Applications for new home mortgages dropped as shopping for homes came to a stall last week, according to the Mortgage Bankers Association. However, refinancing increased to the highest level since last year.
The seasonally adjusted purchase index fell 4% from the previous week, while refinances rose 0.9% to hit the best threshold since December. The four-week moving average for purchases dropped 3.2%, and were 15.5% off a year ago as home purchases came to a stall, despite improving weather conditions in much of the U.S.

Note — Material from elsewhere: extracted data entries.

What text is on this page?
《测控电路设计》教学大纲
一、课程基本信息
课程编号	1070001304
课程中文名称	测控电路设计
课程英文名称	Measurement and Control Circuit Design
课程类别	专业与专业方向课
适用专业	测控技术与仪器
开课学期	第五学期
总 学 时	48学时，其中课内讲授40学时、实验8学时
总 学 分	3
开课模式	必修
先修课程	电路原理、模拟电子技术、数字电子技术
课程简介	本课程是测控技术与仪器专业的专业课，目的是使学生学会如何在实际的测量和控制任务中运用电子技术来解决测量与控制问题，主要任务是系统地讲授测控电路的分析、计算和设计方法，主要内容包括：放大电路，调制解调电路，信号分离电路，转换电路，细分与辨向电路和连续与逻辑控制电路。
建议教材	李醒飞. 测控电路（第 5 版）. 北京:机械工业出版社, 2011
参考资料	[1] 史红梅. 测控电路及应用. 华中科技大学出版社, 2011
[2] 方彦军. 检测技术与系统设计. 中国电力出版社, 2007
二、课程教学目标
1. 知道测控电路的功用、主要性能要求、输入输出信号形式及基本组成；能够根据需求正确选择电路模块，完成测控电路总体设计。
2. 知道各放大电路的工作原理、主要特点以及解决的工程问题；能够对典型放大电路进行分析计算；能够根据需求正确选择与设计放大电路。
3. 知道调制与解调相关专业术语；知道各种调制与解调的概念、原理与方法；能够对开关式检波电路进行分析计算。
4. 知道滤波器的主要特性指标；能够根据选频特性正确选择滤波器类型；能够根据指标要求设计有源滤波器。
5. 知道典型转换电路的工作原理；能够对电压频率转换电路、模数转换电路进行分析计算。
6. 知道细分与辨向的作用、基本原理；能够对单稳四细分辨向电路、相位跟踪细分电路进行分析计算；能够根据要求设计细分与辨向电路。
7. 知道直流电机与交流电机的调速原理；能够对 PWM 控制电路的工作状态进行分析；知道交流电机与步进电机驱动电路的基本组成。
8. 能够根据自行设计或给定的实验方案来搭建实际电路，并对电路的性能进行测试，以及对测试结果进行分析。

Weak consumer confidence, higher applications for unemployment benefits and concerns over turmoil in the Middle East and the series of disasters in Japan took home buyers attention away from shopping for a new residence.
However, the refinance share of mortgage applications increased to 66.4% from 65.5% the prior week as homeowners came out in larger numbers to take advantage of lower mortgage rates. The average rate on a fully executed 30-year fixed rate mortgage fell to 4.79% from 4.93% with 1.07 points on an 80% loan-to-value mortgage. It’s the lowest the typical 30-year loan has gotten since January 14, 2011, according to the bankers’ survey.
The Mortgage Bankers survey is taken weekly and represents about half of all mortgage originations in the nation.
The rate on a 15-year fixed rate mortgage also dropped to an average of 4.03% from 4.17% for the week with 0.85 points on an 80% LTV loan. Fewer than 5% of all mortgage applicants purchase 15-year fixed rate mortgages.